Many SWE-bench-Passing PRs would not be merged
Limits of SWE-bench and test-based evals
- Many argue SWE-bench mainly measures “does it make tests pass,” not “would a maintainer merge this.”
- Tests miss spec/intent alignment, scope creep, architectural fit, style, and team risk tolerance.
- Some note that even on SWE-bench, a significant fraction of test-passing changes still don’t actually solve the intended issue.
- Passing benchmarks is seen as a weak, directional signal at best, not a proxy for real-world usefulness.
Quality of LLM-generated code vs correctness
- Common experience: models produce code that works but is verbose, convoluted, and hard to maintain.
- Behavior resembles an over-eager junior engineer: will do anything to satisfy tests, often adding complexity instead of refactoring.

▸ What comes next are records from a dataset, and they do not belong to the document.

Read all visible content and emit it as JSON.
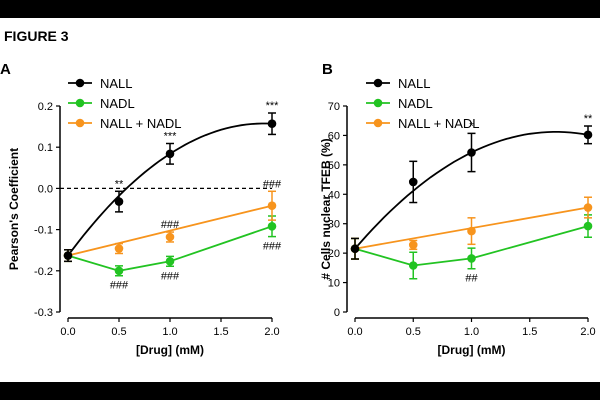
{
  "figure_title": "FIGURE 3",
  "colors": {
    "NALL": "#000000",
    "NADL": "#22c322",
    "NALL + NADL": "#f7941d"
  },
  "chart_data": [
    {
      "type": "line",
      "panel": "A",
      "xlabel": "[Drug] (mM)",
      "ylabel": "Pearson's Coefficient",
      "xlim": [
        0,
        2
      ],
      "ylim": [
        -0.3,
        0.2
      ],
      "xticks": [
        "0.0",
        "0.5",
        "1.0",
        "1.5",
        "2.0"
      ],
      "yticks": [
        "-0.3",
        "-0.2",
        "-0.1",
        "0.0",
        "0.1",
        "0.2"
      ],
      "reference_line": {
        "y": 0,
        "style": "dashed"
      },
      "x": [
        0,
        0.5,
        1.0,
        2.0
      ],
      "series": [
        {
          "name": "NALL",
          "values": [
            -0.163,
            -0.032,
            0.084,
            0.157
          ],
          "errors": [
            0.014,
            0.025,
            0.025,
            0.026
          ],
          "fit": "curve"
        },
        {
          "name": "NADL",
          "values": [
            -0.163,
            -0.2,
            -0.177,
            -0.092
          ],
          "errors": [
            0.014,
            0.012,
            0.012,
            0.025
          ],
          "fit": "segments"
        },
        {
          "name": "NALL + NADL",
          "values": [
            -0.163,
            -0.146,
            -0.118,
            -0.042
          ],
          "errors": [
            0.014,
            0.012,
            0.012,
            0.035
          ],
          "fit": "straight"
        }
      ],
      "annotations": [
        {
          "x": 0.5,
          "y": -0.032,
          "series": "NALL",
          "text": "**",
          "position": "above"
        },
        {
          "x": 1.0,
          "y": 0.084,
          "series": "NALL",
          "text": "***",
          "position": "above"
        },
        {
          "x": 2.0,
          "y": 0.157,
          "series": "NALL",
          "text": "***",
          "position": "above"
        },
        {
          "x": 0.5,
          "y": -0.2,
          "series": "NADL",
          "text": "###",
          "position": "below"
        },
        {
          "x": 1.0,
          "y": -0.177,
          "series": "NADL",
          "text": "###",
          "position": "below"
        },
        {
          "x": 2.0,
          "y": -0.092,
          "series": "NADL",
          "text": "###",
          "position": "below"
        },
        {
          "x": 1.0,
          "y": -0.118,
          "series": "NALL + NADL",
          "text": "###",
          "position": "above"
        },
        {
          "x": 2.0,
          "y": -0.042,
          "series": "NALL + NADL",
          "text": "###",
          "position": "above"
        }
      ]
    },
    {
      "type": "line",
      "panel": "B",
      "xlabel": "[Drug] (mM)",
      "ylabel": "# Cells nuclear TFEB (%)",
      "xlim": [
        0,
        2
      ],
      "ylim": [
        0,
        70
      ],
      "xticks": [
        "0.0",
        "0.5",
        "1.0",
        "1.5",
        "2.0"
      ],
      "yticks": [
        "0",
        "10",
        "20",
        "30",
        "40",
        "50",
        "60",
        "70"
      ],
      "x": [
        0,
        0.5,
        1.0,
        2.0
      ],
      "series": [
        {
          "name": "NALL",
          "values": [
            21.5,
            44.2,
            54.2,
            60.2
          ],
          "errors": [
            3.5,
            7,
            6.5,
            3
          ],
          "fit": "curve"
        },
        {
          "name": "NADL",
          "values": [
            21.5,
            15.8,
            18.2,
            29.2
          ],
          "errors": [
            3.5,
            4.5,
            3.5,
            3.8
          ],
          "fit": "segments"
        },
        {
          "name": "NALL + NADL",
          "values": [
            21.5,
            22.8,
            27.5,
            35.5
          ],
          "errors": [
            3.5,
            1.5,
            4.5,
            3.5
          ],
          "fit": "straight"
        }
      ],
      "annotations": [
        {
          "x": 1.0,
          "y": 54.2,
          "series": "NALL",
          "text": "*",
          "position": "above"
        },
        {
          "x": 2.0,
          "y": 60.2,
          "series": "NALL",
          "text": "**",
          "position": "above"
        },
        {
          "x": 1.0,
          "y": 18.2,
          "series": "NADL",
          "text": "##",
          "position": "below"
        }
      ]
    }
  ]
}
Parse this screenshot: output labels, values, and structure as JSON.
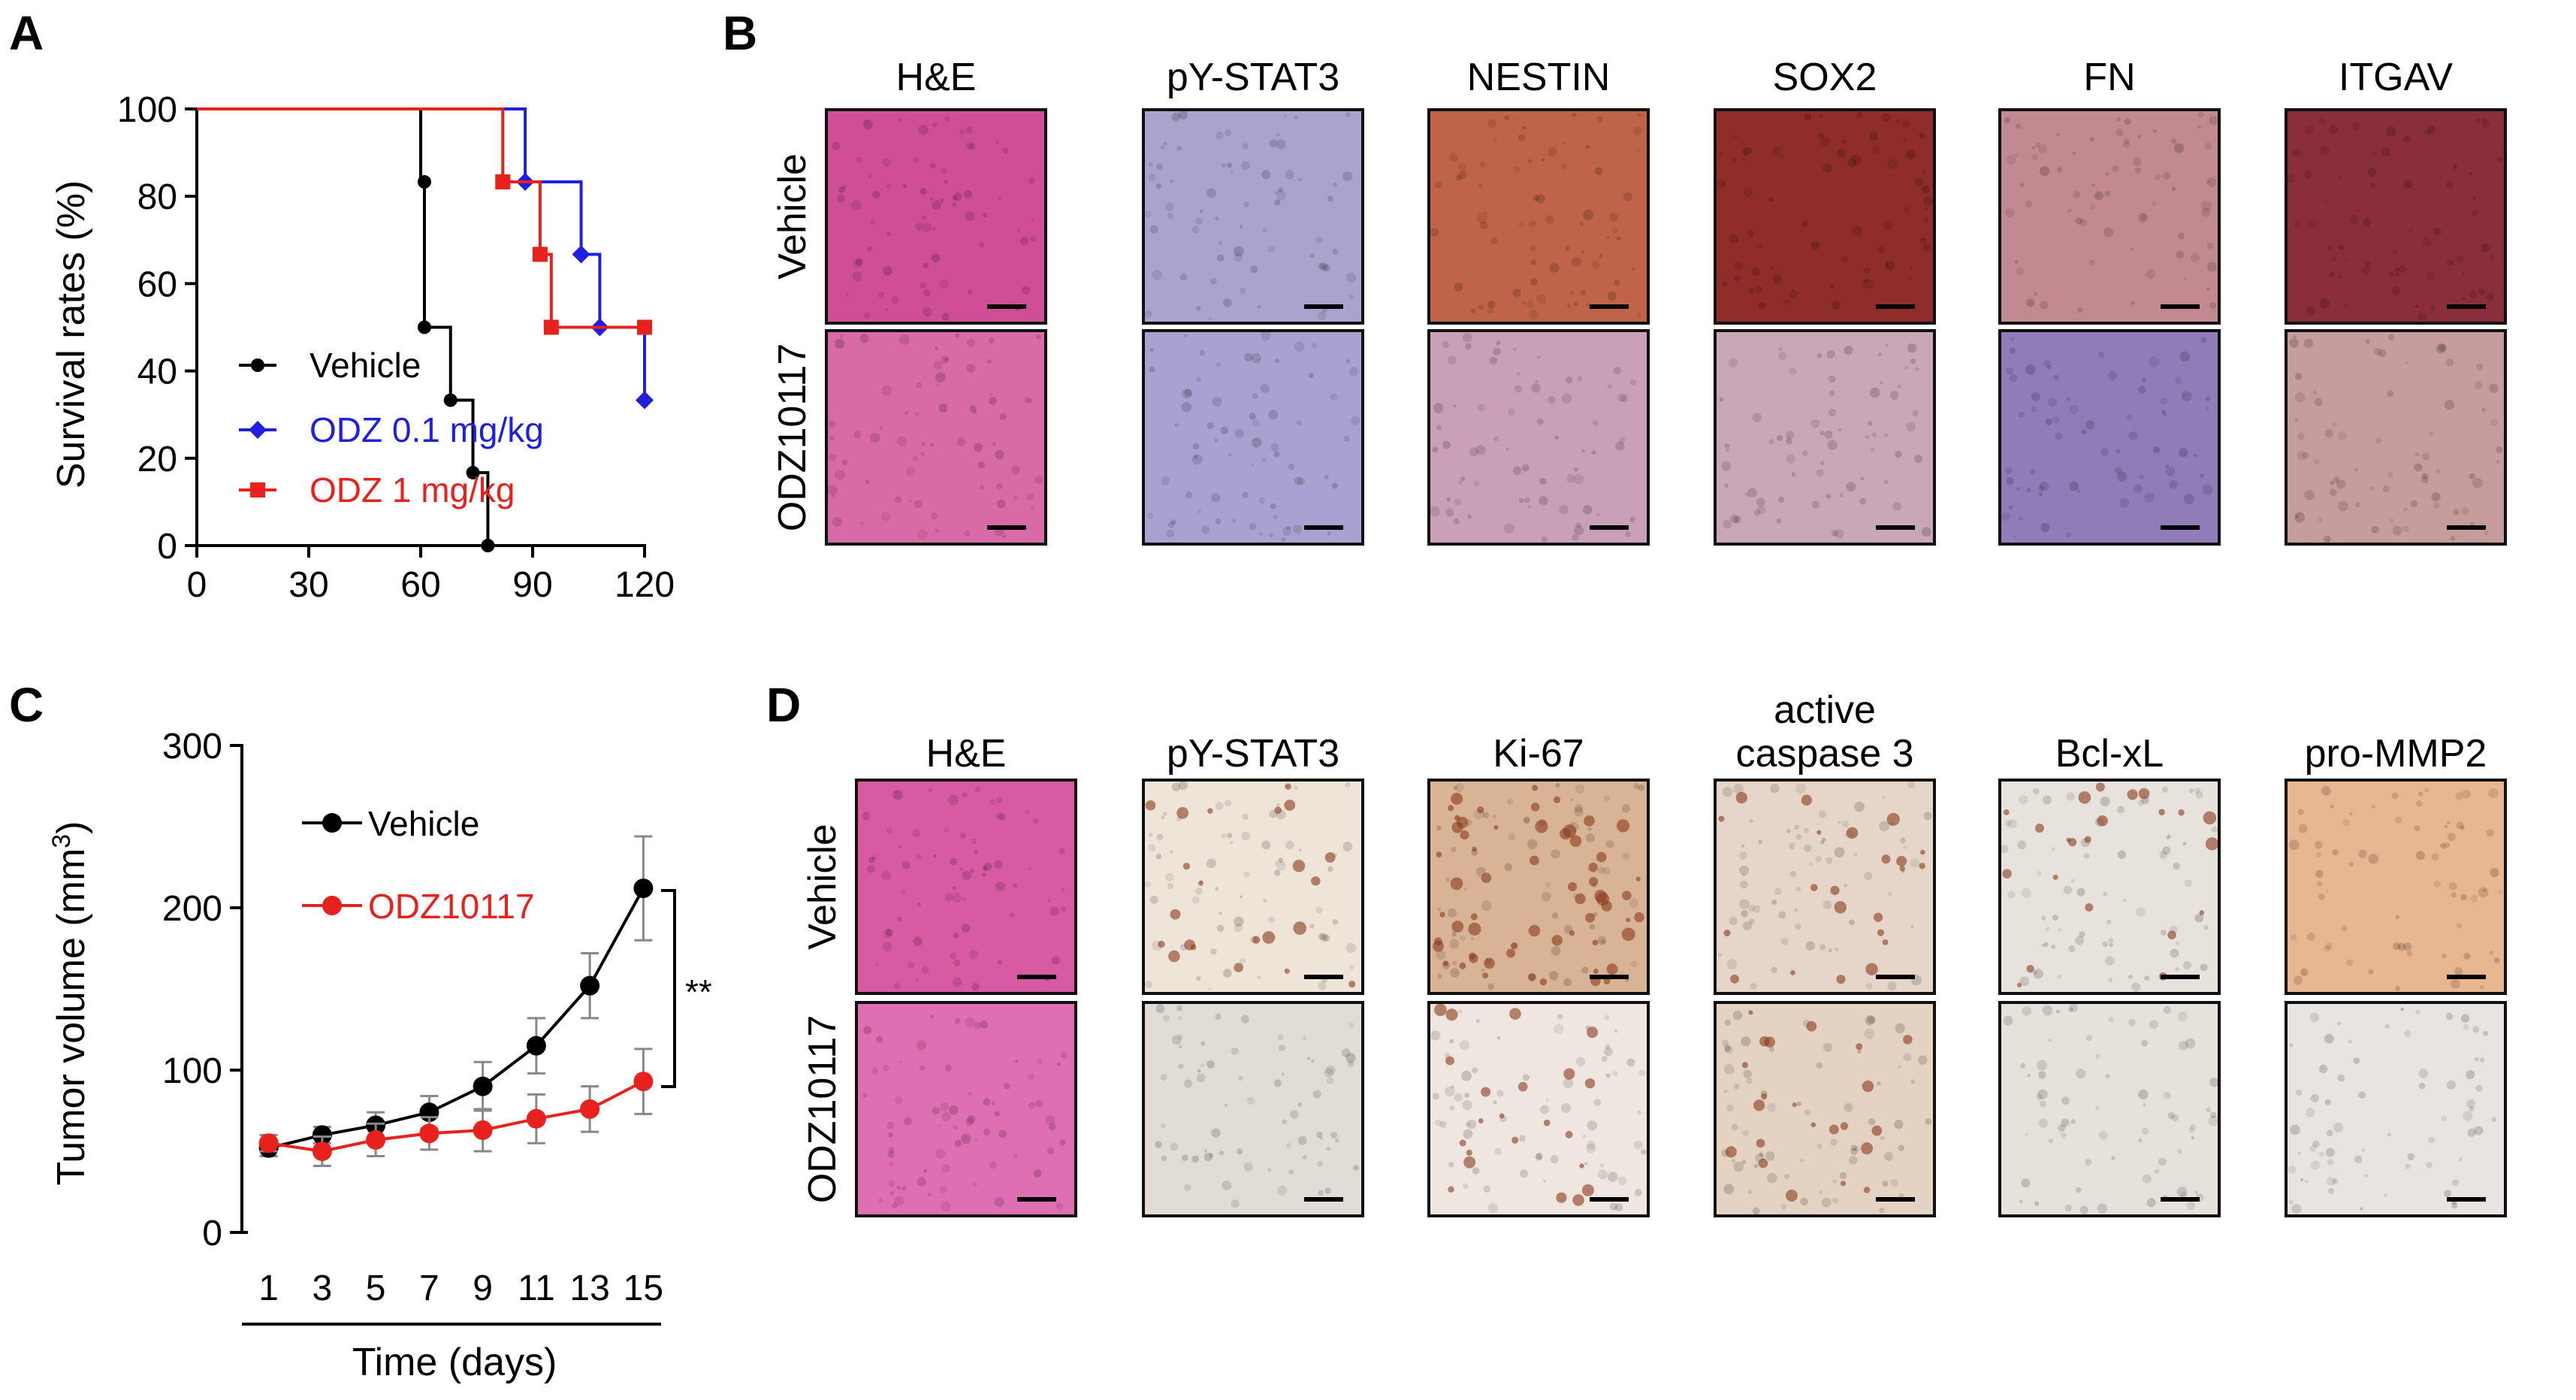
{
  "panels": {
    "A": "A",
    "B": "B",
    "C": "C",
    "D": "D"
  },
  "chart_data": [
    {
      "panel": "A",
      "type": "line",
      "step": true,
      "xlabel": "",
      "ylabel": "Survival rates (%)",
      "xlim": [
        0,
        120
      ],
      "ylim": [
        0,
        100
      ],
      "xticks": [
        0,
        30,
        60,
        90,
        120
      ],
      "yticks": [
        0,
        20,
        40,
        60,
        80,
        100
      ],
      "legend": "center-left",
      "series": [
        {
          "name": "Vehicle",
          "color": "#000000",
          "marker": "circle",
          "points": [
            [
              0,
              100
            ],
            [
              60,
              100
            ],
            [
              60,
              83.3
            ],
            [
              61,
              83.3
            ],
            [
              61,
              50
            ],
            [
              68,
              50
            ],
            [
              68,
              33.3
            ],
            [
              74,
              33.3
            ],
            [
              74,
              16.7
            ],
            [
              78,
              16.7
            ],
            [
              78,
              0
            ]
          ],
          "markers": [
            [
              61,
              83.3
            ],
            [
              61,
              50
            ],
            [
              68,
              33.3
            ],
            [
              74,
              16.7
            ],
            [
              78,
              0
            ]
          ]
        },
        {
          "name": "ODZ 0.1 mg/kg",
          "color": "#1f1fe0",
          "marker": "diamond",
          "points": [
            [
              0,
              100
            ],
            [
              88,
              100
            ],
            [
              88,
              83.3
            ],
            [
              103,
              83.3
            ],
            [
              103,
              66.7
            ],
            [
              108,
              66.7
            ],
            [
              108,
              50
            ],
            [
              120,
              50
            ],
            [
              120,
              33.3
            ]
          ],
          "markers": [
            [
              88,
              83.3
            ],
            [
              103,
              66.7
            ],
            [
              108,
              50
            ],
            [
              120,
              33.3
            ]
          ]
        },
        {
          "name": "ODZ 1 mg/kg",
          "color": "#e8211d",
          "marker": "square",
          "points": [
            [
              0,
              100
            ],
            [
              82,
              100
            ],
            [
              82,
              83.3
            ],
            [
              92,
              83.3
            ],
            [
              92,
              66.7
            ],
            [
              95,
              66.7
            ],
            [
              95,
              50
            ],
            [
              120,
              50
            ],
            [
              120,
              50
            ]
          ],
          "markers": [
            [
              82,
              83.3
            ],
            [
              92,
              66.7
            ],
            [
              95,
              50
            ],
            [
              120,
              50
            ]
          ]
        }
      ]
    },
    {
      "panel": "C",
      "type": "line",
      "xlabel": "Time (days)",
      "ylabel": "Tumor volume (mm3)",
      "ylabel_main": "Tumor volume (mm",
      "ylabel_sup": "3",
      "ylabel_close": ")",
      "xlim": [
        0,
        16
      ],
      "ylim": [
        0,
        300
      ],
      "categories": [
        "1",
        "3",
        "5",
        "7",
        "9",
        "11",
        "13",
        "15"
      ],
      "x": [
        1,
        3,
        5,
        7,
        9,
        11,
        13,
        15
      ],
      "yticks": [
        0,
        100,
        200,
        300
      ],
      "legend": "top-left",
      "annotation": "**",
      "series": [
        {
          "name": "Vehicle",
          "color": "#000000",
          "values": [
            52,
            60,
            66,
            74,
            90,
            115,
            152,
            212
          ],
          "errors": [
            5,
            5,
            8,
            10,
            15,
            17,
            20,
            32
          ]
        },
        {
          "name": "ODZ10117",
          "color": "#e8211d",
          "values": [
            55,
            50,
            57,
            61,
            63,
            70,
            76,
            93
          ],
          "errors": [
            5,
            9,
            10,
            10,
            13,
            15,
            14,
            20
          ]
        }
      ]
    }
  ],
  "panel_b": {
    "columns": [
      "H&E",
      "pY-STAT3",
      "NESTIN",
      "SOX2",
      "FN",
      "ITGAV"
    ],
    "rows": [
      "Vehicle",
      "ODZ10117"
    ],
    "tile_colors": [
      [
        "#cf4f94",
        "#a9a3cd",
        "#bf6448",
        "#8e2d2a",
        "#c28a90",
        "#8b2e3c"
      ],
      [
        "#d86aa8",
        "#a8a2d0",
        "#c9a0b6",
        "#c9a7b6",
        "#8f7cb8",
        "#c79c9c"
      ]
    ]
  },
  "panel_d": {
    "columns": [
      "H&E",
      "pY-STAT3",
      "Ki-67",
      "active caspase 3",
      "Bcl-xL",
      "pro-MMP2"
    ],
    "column_lines": [
      [
        "H&E"
      ],
      [
        "pY-STAT3"
      ],
      [
        "Ki-67"
      ],
      [
        "active",
        "caspase 3"
      ],
      [
        "Bcl-xL"
      ],
      [
        "pro-MMP2"
      ]
    ],
    "rows": [
      "Vehicle",
      "ODZ10117"
    ],
    "tile_colors": [
      [
        "#d75aa3",
        "#efe4d8",
        "#d9b396",
        "#e6d6c9",
        "#e8e2dc",
        "#e8b690"
      ],
      [
        "#df6fb3",
        "#e2dcd6",
        "#efe6e0",
        "#e4d2c2",
        "#e6e1db",
        "#e7e4e2"
      ]
    ],
    "dot_color": "#8a3a1a"
  }
}
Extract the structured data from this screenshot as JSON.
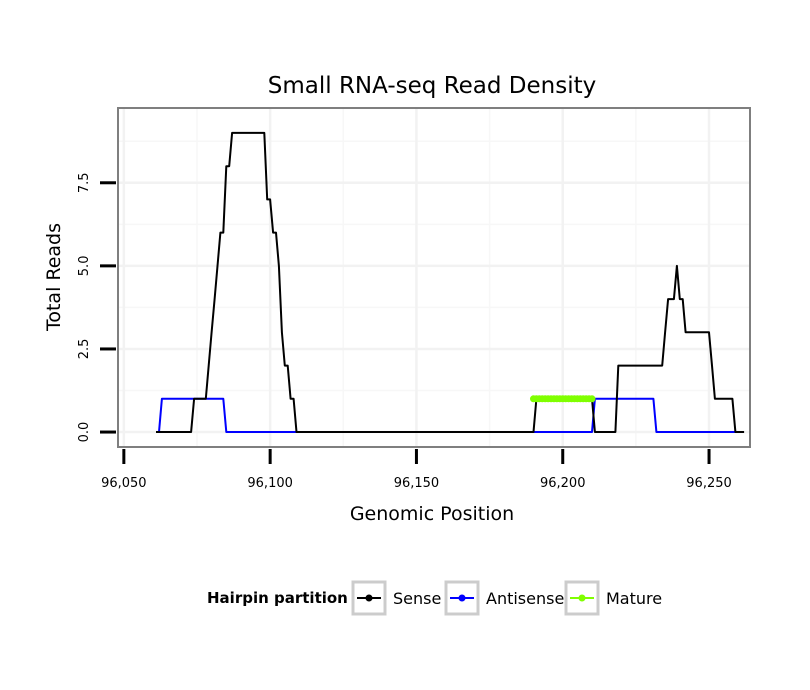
{
  "chart_data": {
    "type": "line",
    "title": "Small RNA-seq Read Density",
    "xlabel": "Genomic Position",
    "ylabel": "Total Reads",
    "xlim": [
      96048,
      96264
    ],
    "ylim": [
      -0.45,
      9.75
    ],
    "x_ticks": [
      96050,
      96100,
      96150,
      96200,
      96250
    ],
    "x_tick_labels": [
      "96,050",
      "96,100",
      "96,150",
      "96,200",
      "96,250"
    ],
    "y_ticks": [
      0,
      2.5,
      5,
      7.5
    ],
    "y_tick_labels": [
      "0.0",
      "2.5",
      "5.0",
      "7.5"
    ],
    "grid": true,
    "legend_position": "bottom",
    "legend_title": "Hairpin partition",
    "series": [
      {
        "name": "Sense",
        "color": "#000000",
        "marker": false,
        "x": [
          96061,
          96073,
          96074,
          96076,
          96077,
          96078,
          96079,
          96080,
          96081,
          96082,
          96083,
          96084,
          96085,
          96086,
          96087,
          96088,
          96089,
          96098,
          96099,
          96100,
          96101,
          96102,
          96103,
          96104,
          96105,
          96106,
          96107,
          96108,
          96109,
          96110,
          96111,
          96112,
          96190,
          96191,
          96210,
          96211,
          96218,
          96219,
          96220,
          96234,
          96235,
          96236,
          96237,
          96238,
          96239,
          96240,
          96241,
          96242,
          96243,
          96249,
          96250,
          96251,
          96252,
          96258,
          96259,
          96260,
          96262
        ],
        "y": [
          0,
          0,
          1,
          1,
          1,
          1,
          2,
          3,
          4,
          5,
          6,
          6,
          8,
          8,
          9,
          9,
          9,
          9,
          7,
          7,
          6,
          6,
          5,
          3,
          2,
          2,
          1,
          1,
          0,
          0,
          0,
          0,
          0,
          1,
          1,
          0,
          0,
          2,
          2,
          2,
          3,
          4,
          4,
          4,
          5,
          4,
          4,
          3,
          3,
          3,
          3,
          2,
          1,
          1,
          0,
          0,
          0
        ]
      },
      {
        "name": "Antisense",
        "color": "#0000ff",
        "marker": false,
        "x": [
          96061,
          96062,
          96063,
          96084,
          96085,
          96086,
          96210,
          96211,
          96231,
          96232,
          96233,
          96260
        ],
        "y": [
          0,
          0,
          1,
          1,
          0,
          0,
          0,
          1,
          1,
          0,
          0,
          0
        ]
      },
      {
        "name": "Mature",
        "color": "#80ff00",
        "marker": true,
        "x": [
          96190,
          96191,
          96192,
          96193,
          96194,
          96195,
          96196,
          96197,
          96198,
          96199,
          96200,
          96201,
          96202,
          96203,
          96204,
          96205,
          96206,
          96207,
          96208,
          96209,
          96210
        ],
        "y": [
          1,
          1,
          1,
          1,
          1,
          1,
          1,
          1,
          1,
          1,
          1,
          1,
          1,
          1,
          1,
          1,
          1,
          1,
          1,
          1,
          1
        ]
      }
    ]
  }
}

- Users often shrink LLM-produced code to a fraction of its size while improving clarity.
- Good results typically require strong human steering, planning, and review; without that, “green CI” hides landmines.
Benchmarks, progress, and gaming
- Some see a clear capability trend; others think the article suggests a plateau or that improvements are artifact of overfitting to benchmarks.
- Concern that public benchmarks get baked into training data and optimized for, inflating scores.
- Suggestions: aggregate scores across many evals over time; alternative metrics like diff size, abstraction depth, new dependencies.
Repo-specific and structural evaluations
- Several participants are building “evals for your repo” that compare agent output to original PRs, check code quality, and enforce local patterns.
- Ideas for structural signals: cyclomatic complexity, codebase “entropy,” diff size, AST-based complexity, and custom lints enforcing architecture.
- Tests are still needed, but seen as only one dimension alongside style and design constraints.
Human workflows, psychology, and tooling
- Maintainers face rising noise from AI-generated PRs; they are not obligated to review everything and may silently ignore low-quality submissions.
- Some see prejudice against any AI-assisted code; others emphasize that weak PR descriptions and obvious “slop” justify rejection.
- Pragmatic workflows include: multi-model pipelines (generate then simplify), custom linters, explicit architecture docs, and even tests that fail on disallowed patterns.
Long-term concerns
- Fears of a future filled with inscrutable, agent-maintained codebases are voiced, but others argue humans can still understand very messy code and that current gains may be plateauing.